Sunday, 20 October 2013
Initially I laughed in disbelief. That was the stupidest sounding concept I had ever heard of. Pan's Labyrinth is on my Top 10 list and I really enjoyed both Hell Boy movies. But this premise had me wondering if Del Toro had completely lost his mind.
Then I saw some trailers and I started to reconsider. Could this movie actually be enjoyable? Was there enough fun in watching CGI robots slug it out with CGI monsters that this would be a worthwhile way to spend two hours?
The reviews, when they came, provided no clear answers to these questions. There were fervent supporters and not quite as fervent detractors. Using a Rotten Tomatoes type filter, it did seem that the majority of reviewers were giving it favourable reviews. But it still seemed like such a stupid basis for a movie. In the end, it was the strength of Del Toro's past work that convinced me that I should finally check this movie out.
What a piece of shit.
Not visually.

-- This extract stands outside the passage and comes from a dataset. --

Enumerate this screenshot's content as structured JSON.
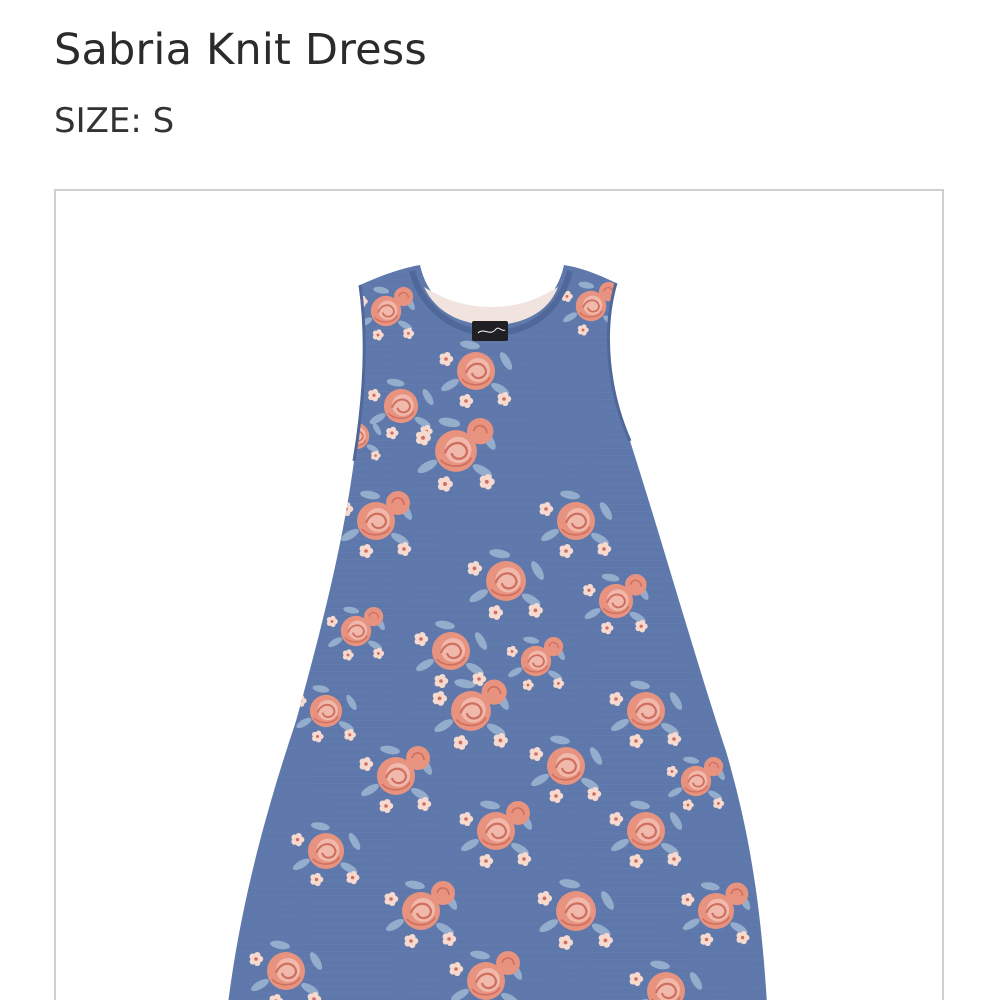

Visually it's impressive. It must have been spectacular on a big screen.
The problem, as I originally feared, was that you just can't build a compelling story around the theory that mankind's best method of fighting giant monsters is to build giant robots. It makes no tactical sense. "Grappling" and "Fisticuffs" seem like the LAST things you'd try when planning attacks on giant monsters. But every fight started with just those things. And when the robot and its pilots got in trouble THEN they'd pull out a plasma canon, or chest missiles, or a mother-fucking SWORD for Christ's sake! Even Jen was yelling at the screen "Why the hell didn't they START with the missiles?!?".
No, the only reason you have robots up there doing WWF wrestling moves is because it looks cool. And if you're abandoning reason just to see what it would look like to have a giant robot punch a giant sea monter, I'm checking out of your movie.
I'm still in an awe of Del Toro's visual imagination. I'll always give him the benefit of the doubt. But this was a big disappointment and I hope his next movie brings him closer to the heart and wonder that was so evident in Pan's Labyrinth.